Microsoft has built an AI chatbot based on their generative AI model GPT-4 specially for US intelligence agencies like the FBI and CIA, according to an Ars Technica report. The bot has been designed to analyse top-secret information while being disconnected from the internet to remain in a secure environment. But concerns around hallucinations in large language models remain a major issue.
While the new AI service hasn’t been named yet, an increasing number of intelligence agencies use generative AI have shown an interest to use generative AI technology to process classified data.
A senior exec from OpenAI also reportedly said that this was the first time the bot was being used fully separated from the internet. OpenAI’s ChatGPT usually runs on the cloud which increases the threat of data leaks, instances of which have happened before and risks of hacking.

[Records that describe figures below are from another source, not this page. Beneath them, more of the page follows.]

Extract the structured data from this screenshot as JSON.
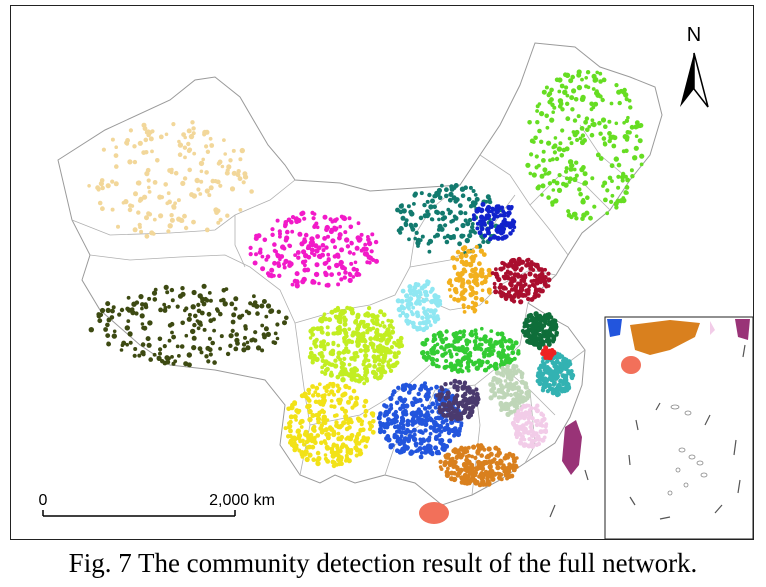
{
  "caption": "Fig. 7 The community detection result of the full network.",
  "north_arrow": {
    "label": "N"
  },
  "scale_bar": {
    "start_label": "0",
    "end_label": "2,000 km"
  },
  "communities": [
    {
      "id": "xinjiang",
      "color": "#f2d79a"
    },
    {
      "id": "tibet",
      "color": "#3d4a12"
    },
    {
      "id": "gansu-qinghai",
      "color": "#f21ac8"
    },
    {
      "id": "inner-mongolia-north",
      "color": "#127a6e"
    },
    {
      "id": "northeast",
      "color": "#66dd22"
    },
    {
      "id": "beijing-hebei",
      "color": "#1122cc"
    },
    {
      "id": "shaanxi",
      "color": "#8fe7f2"
    },
    {
      "id": "shanxi-henan",
      "color": "#f2b01e"
    },
    {
      "id": "shandong",
      "color": "#aa0e2e"
    },
    {
      "id": "sichuan-chongqing",
      "color": "#c2ee22"
    },
    {
      "id": "central",
      "color": "#33cc33"
    },
    {
      "id": "jiangsu",
      "color": "#0f6e3a"
    },
    {
      "id": "yunnan",
      "color": "#f2e218"
    },
    {
      "id": "guizhou-hunan",
      "color": "#2255dd"
    },
    {
      "id": "jiangxi",
      "color": "#4a3a6e"
    },
    {
      "id": "anhui-zhejiang",
      "color": "#bfd6b8"
    },
    {
      "id": "shanghai-zhejiang",
      "color": "#33b2b2"
    },
    {
      "id": "fujian",
      "color": "#f2cce8"
    },
    {
      "id": "guangdong",
      "color": "#d9801e"
    },
    {
      "id": "hainan",
      "color": "#f2705a"
    },
    {
      "id": "taiwan",
      "color": "#993377"
    },
    {
      "id": "shanghai-core",
      "color": "#ee2222"
    }
  ]
}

The CIA had earlier announced a plan to build a similar chatbot service last year.
(For top technology news of the day, subscribe to our tech newsletter Today’s Cache)
William Chappell, Microsoft’s chief technology officer for strategic missions and technology said that the new bot will be activated from Thursday and is available to around 10,000 people from the intelligence community for testing.
“There is a race to get generative AI onto intelligence data,” Sheetal Patel, assistant director of the CIA for the Transnational and Technology Mission Center, told delegates to a security conference at Vanderbilt University last month. The first country to use generative AI for their intelligence would win that race, she said. “And I want it to be us.”
Meanwhile last month OpenAI chief Sam Altman hosted hundreds of top execs in San Francisco, New York and London in an attempt to pitch the company’s AI services and tools for enterprises.